Nie chodziło o rabunek?
Syn zamordowanego kilkakrotnie podkreślał też, że w domu ojca nie przechowywano cennych kosztowności i dużych sum pieniędzy. Jak wynika z akt sprawy, w wyniku napadu z willi w Aninie zginęło 5 tys. marek niemieckich, pięć złotych monet oraz damski zegarek.
Andrzej Jaroszewicz poddawał w wątpliwość motyw rabunkowy zbrodni. Wskazywał, że nawet biżuteria żony byłego premiera, która leżała na wierzchu, nie została skradziona. Nie wykluczył przy tym, że podczas napadu z gabinetu Jaroszewicza mogły zginąć jednak dokumenty obciążające niektórych polityków.
"Niebezpieczna wiedza" i zaginiony rękopis
Sąd pytał Jaroszewicza, kogo miał na myśli, zeznając przed laty jeszcze w śledztwie prokuratorskim, że jego ojciec mógł narazić się niektórym ludziom. - Dzisiaj mogę to ujawnić. Myślałem o gen. Kiszczaku i gen. Jaruzelskim – powiedział syn zamordowanego premiera PRL. Dodał, że jego ojciec posiadał wiedzę o poszczególnych ludziach "którzy sprzeniewierzyli się pewnym zasadom, o agenturze w środku władz". Jego zdaniem, była to wiedza dla Piotra Jaroszewicza bardzo niebezpieczne.
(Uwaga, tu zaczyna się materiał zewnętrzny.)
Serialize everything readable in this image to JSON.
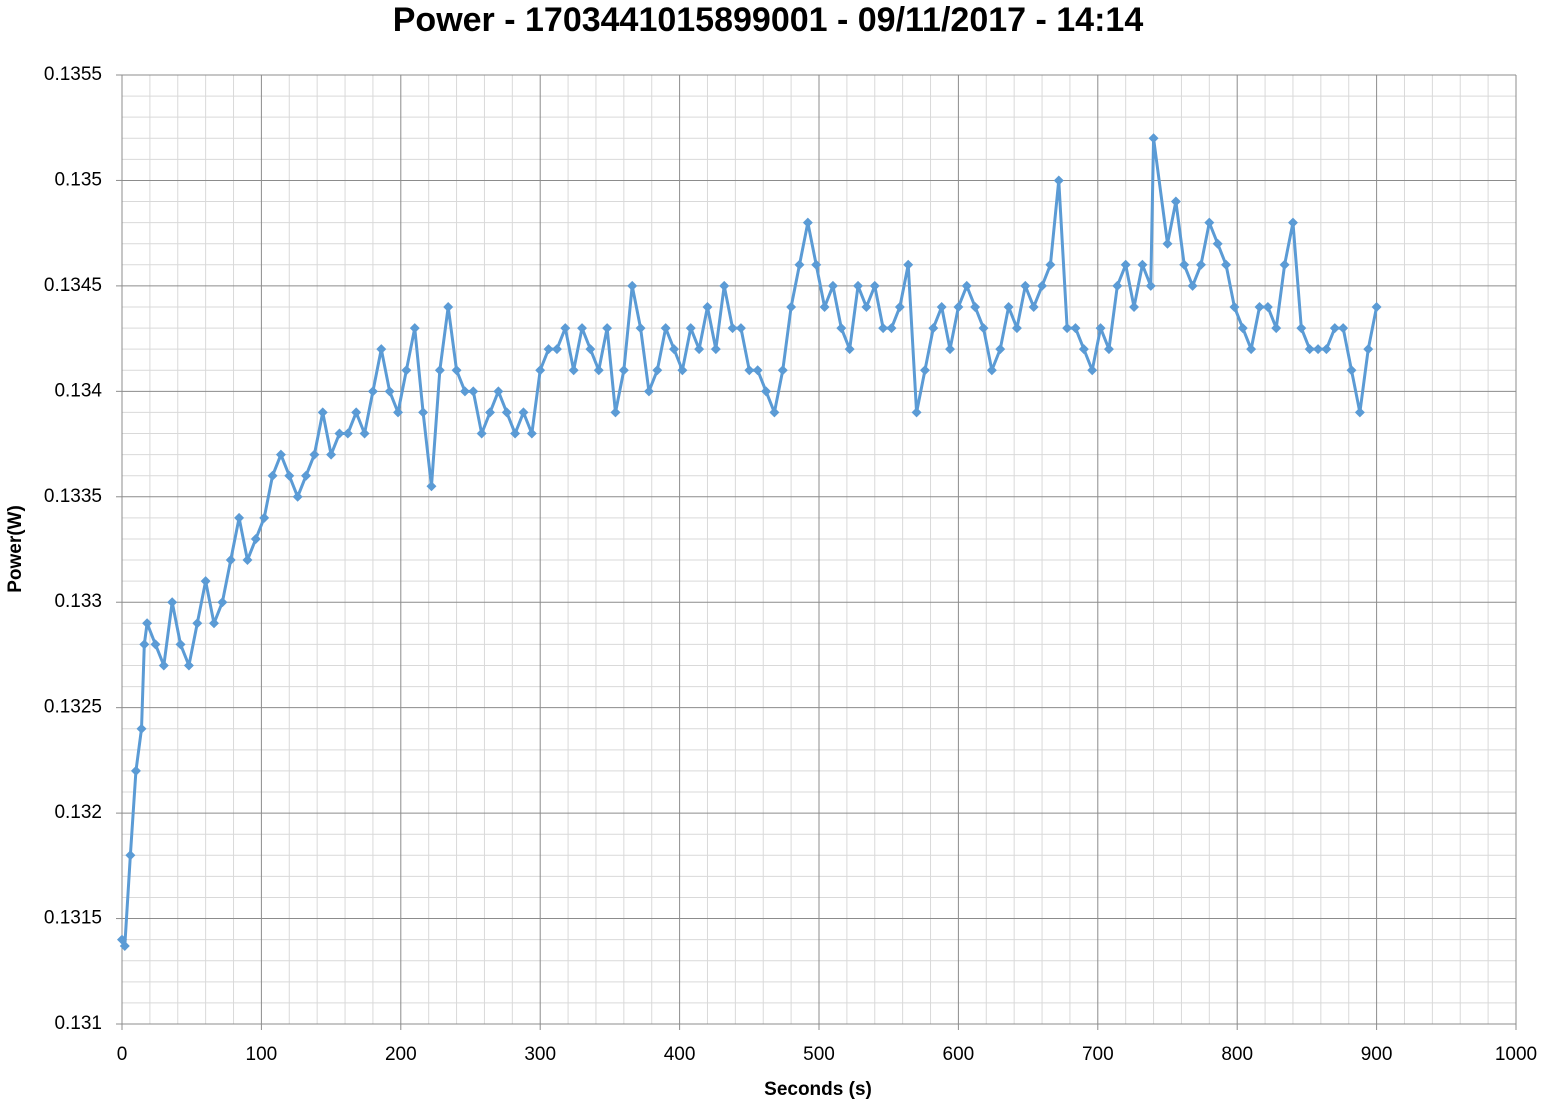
{
  "chart_data": {
    "type": "line",
    "title": "Power - 1703441015899001 - 09/11/2017 - 14:14",
    "x_label": "Seconds (s)",
    "y_label": "Power(W)",
    "color": "#5b9bd5",
    "marker": "diamond",
    "grid": true,
    "xlim": [
      0,
      1000
    ],
    "xticks": [
      0,
      100,
      200,
      300,
      400,
      500,
      600,
      700,
      800,
      900,
      1000
    ],
    "ylim": [
      0.131,
      0.1355
    ],
    "yticks": [
      0.131,
      0.1315,
      0.132,
      0.1325,
      0.133,
      0.1335,
      0.134,
      0.1345,
      0.135,
      0.1355
    ],
    "x": [
      0,
      2,
      6,
      10,
      14,
      16,
      18,
      24,
      30,
      36,
      42,
      48,
      54,
      60,
      66,
      72,
      78,
      84,
      90,
      96,
      102,
      108,
      114,
      120,
      126,
      132,
      138,
      144,
      150,
      156,
      162,
      168,
      174,
      180,
      186,
      192,
      198,
      204,
      210,
      216,
      222,
      228,
      234,
      240,
      246,
      252,
      258,
      264,
      270,
      276,
      282,
      288,
      294,
      300,
      306,
      312,
      318,
      324,
      330,
      336,
      342,
      348,
      354,
      360,
      366,
      372,
      378,
      384,
      390,
      396,
      402,
      408,
      414,
      420,
      426,
      432,
      438,
      444,
      450,
      456,
      462,
      468,
      474,
      480,
      486,
      492,
      498,
      504,
      510,
      516,
      522,
      528,
      534,
      540,
      546,
      552,
      558,
      564,
      570,
      576,
      582,
      588,
      594,
      600,
      606,
      612,
      618,
      624,
      630,
      636,
      642,
      648,
      654,
      660,
      666,
      672,
      678,
      684,
      690,
      696,
      702,
      708,
      714,
      720,
      726,
      732,
      738,
      740,
      750,
      756,
      762,
      768,
      774,
      780,
      786,
      792,
      798,
      804,
      810,
      816,
      822,
      828,
      834,
      840,
      846,
      852,
      858,
      864,
      870,
      876,
      882,
      888,
      894,
      900
    ],
    "values": [
      0.1314,
      0.13137,
      0.1318,
      0.1322,
      0.1324,
      0.1328,
      0.1329,
      0.1328,
      0.1327,
      0.133,
      0.1328,
      0.1327,
      0.1329,
      0.1331,
      0.1329,
      0.133,
      0.1332,
      0.1334,
      0.1332,
      0.1333,
      0.1334,
      0.1336,
      0.1337,
      0.1336,
      0.1335,
      0.1336,
      0.1337,
      0.1339,
      0.1337,
      0.1338,
      0.1338,
      0.1339,
      0.1338,
      0.134,
      0.1342,
      0.134,
      0.1339,
      0.1341,
      0.1343,
      0.1339,
      0.13355,
      0.1341,
      0.1344,
      0.1341,
      0.134,
      0.134,
      0.1338,
      0.1339,
      0.134,
      0.1339,
      0.1338,
      0.1339,
      0.1338,
      0.1341,
      0.1342,
      0.1342,
      0.1343,
      0.1341,
      0.1343,
      0.1342,
      0.1341,
      0.1343,
      0.1339,
      0.1341,
      0.1345,
      0.1343,
      0.134,
      0.1341,
      0.1343,
      0.1342,
      0.1341,
      0.1343,
      0.1342,
      0.1344,
      0.1342,
      0.1345,
      0.1343,
      0.1343,
      0.1341,
      0.1341,
      0.134,
      0.1339,
      0.1341,
      0.1344,
      0.1346,
      0.1348,
      0.1346,
      0.1344,
      0.1345,
      0.1343,
      0.1342,
      0.1345,
      0.1344,
      0.1345,
      0.1343,
      0.1343,
      0.1344,
      0.1346,
      0.1339,
      0.1341,
      0.1343,
      0.1344,
      0.1342,
      0.1344,
      0.1345,
      0.1344,
      0.1343,
      0.1341,
      0.1342,
      0.1344,
      0.1343,
      0.1345,
      0.1344,
      0.1345,
      0.1346,
      0.135,
      0.1343,
      0.1343,
      0.1342,
      0.1341,
      0.1343,
      0.1342,
      0.1345,
      0.1346,
      0.1344,
      0.1346,
      0.1345,
      0.1352,
      0.1347,
      0.1349,
      0.1346,
      0.1345,
      0.1346,
      0.1348,
      0.1347,
      0.1346,
      0.1344,
      0.1343,
      0.1342,
      0.1344,
      0.1344,
      0.1343,
      0.1346,
      0.1348,
      0.1343,
      0.1342,
      0.1342,
      0.1342,
      0.1343,
      0.1343,
      0.1341,
      0.1339,
      0.1342,
      0.1344
    ]
  }
}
W tym kontekście zauważył, że jego ojciec przed śmiercią pracował nad drugim, poprawionym wydaniem książki pt. "Przerywam milczenie" (wywiad rzeka byłego premiera PRL z Bohdanem Rolińskim). Sugerował, że mogły znaleźć się tam informacje niewygodne dla wielu polityków.
- Widziałem, że pracował nad książką, był to rękopis. Po zabójstwie tego rękopisu nie było – zeznał Andrzej Jaroszewicz.
Noc zbrodni w Aninie
Proces, w którym zeznawał w poniedziałek Jaroszewicz, toczy się w stołecznym sądzie od ponad roku. Chodzi o wyjaśnienie jednej z najgłośniejszych zbrodni lat 90. Doszło w nocy z 31 sierpnia na 1 września 1992 r.
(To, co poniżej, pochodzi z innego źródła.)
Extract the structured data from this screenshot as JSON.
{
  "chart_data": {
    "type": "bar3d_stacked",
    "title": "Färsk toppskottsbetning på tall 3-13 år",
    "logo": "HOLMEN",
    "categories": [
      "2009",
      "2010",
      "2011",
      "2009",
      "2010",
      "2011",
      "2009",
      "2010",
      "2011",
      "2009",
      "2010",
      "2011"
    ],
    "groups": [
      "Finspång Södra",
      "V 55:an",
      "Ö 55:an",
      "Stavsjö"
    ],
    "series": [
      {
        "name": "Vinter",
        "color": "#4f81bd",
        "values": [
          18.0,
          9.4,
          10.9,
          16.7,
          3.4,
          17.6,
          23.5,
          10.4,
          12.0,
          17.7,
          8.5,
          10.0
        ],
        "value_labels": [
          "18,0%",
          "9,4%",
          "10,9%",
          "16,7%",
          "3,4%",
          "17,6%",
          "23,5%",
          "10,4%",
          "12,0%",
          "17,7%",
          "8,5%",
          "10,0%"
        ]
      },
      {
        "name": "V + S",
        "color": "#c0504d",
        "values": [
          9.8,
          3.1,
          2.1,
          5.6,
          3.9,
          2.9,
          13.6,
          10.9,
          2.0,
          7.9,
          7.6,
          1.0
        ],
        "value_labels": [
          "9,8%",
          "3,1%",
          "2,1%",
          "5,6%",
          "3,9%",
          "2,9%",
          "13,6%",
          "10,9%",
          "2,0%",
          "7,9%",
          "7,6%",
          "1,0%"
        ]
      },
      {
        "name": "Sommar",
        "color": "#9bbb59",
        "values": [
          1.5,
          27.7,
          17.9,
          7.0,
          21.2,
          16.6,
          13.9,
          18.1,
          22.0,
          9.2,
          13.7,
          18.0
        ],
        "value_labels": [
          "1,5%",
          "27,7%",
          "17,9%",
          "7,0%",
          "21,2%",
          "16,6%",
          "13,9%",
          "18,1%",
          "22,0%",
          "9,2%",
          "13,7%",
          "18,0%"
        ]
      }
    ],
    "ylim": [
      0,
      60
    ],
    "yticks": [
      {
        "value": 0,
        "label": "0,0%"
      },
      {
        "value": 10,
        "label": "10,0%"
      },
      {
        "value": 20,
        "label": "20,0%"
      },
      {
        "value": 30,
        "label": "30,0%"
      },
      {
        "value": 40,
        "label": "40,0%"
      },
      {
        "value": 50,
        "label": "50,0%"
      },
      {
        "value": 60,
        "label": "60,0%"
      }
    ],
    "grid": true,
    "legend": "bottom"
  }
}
Prokuratura oskarża Roberta S. o uduszenie Piotra Jaroszewicza oraz zastrzelenie jego żony Alicji Solskiej-Jaroszewicz. Dariusz S. i Marcin B. oskarżeni są o współudział w zabójstwie b. premiera. Robertowi S. zarzucono również zabójstwo małżeństwa S. w 1991 r. w Gdyni oraz usiłowanie zabójstwa mężczyzny w Izabelinie. Grozi im kara dożywotniego pozbawienia wolności.
Według prokuratury w dniu napadu oskarżeni przez wiele godzin obserwowali posesję ofiar. Po wejściu do domu Jaroszewiczów Robert S. obezwładnił Piotra Jaroszewicza uderzeniem w tył głowy znalezioną bronią palną. Następnie oskarżeni przywiązali mężczyznę do fotela.
Z kolei Alicja Solska–Jaroszewicz została skrępowana i położona na podłodze w łazience. Mężczyźni przeszukali dom, zabrali z niego - poza dwoma pistoletami - 5 tys. marek niemieckich, pięć złotych monet oraz damski zegarek.
Jak wskazuje prokuratura, prawdopodobnie w momencie opuszczania przez sprawców domu pokrzywdzonych, już wczesnym rankiem, Piotr Jaroszewicz wyswobodził się z więzów. Napastnicy znów posadzili go w fotelu. Następnie, gdy dwaj sprawcy trzymali go za ręce, Robert S. go udusił.
Według prokuratury, po zamordowaniu Piotra Jaroszewicza Robert S. zabrał z gabinetu pokrzywdzonego jego sztucer, poszedł do łazienki, w której leżała związana Alicja Solska-Jaroszewicz i miał ją zastrzelić.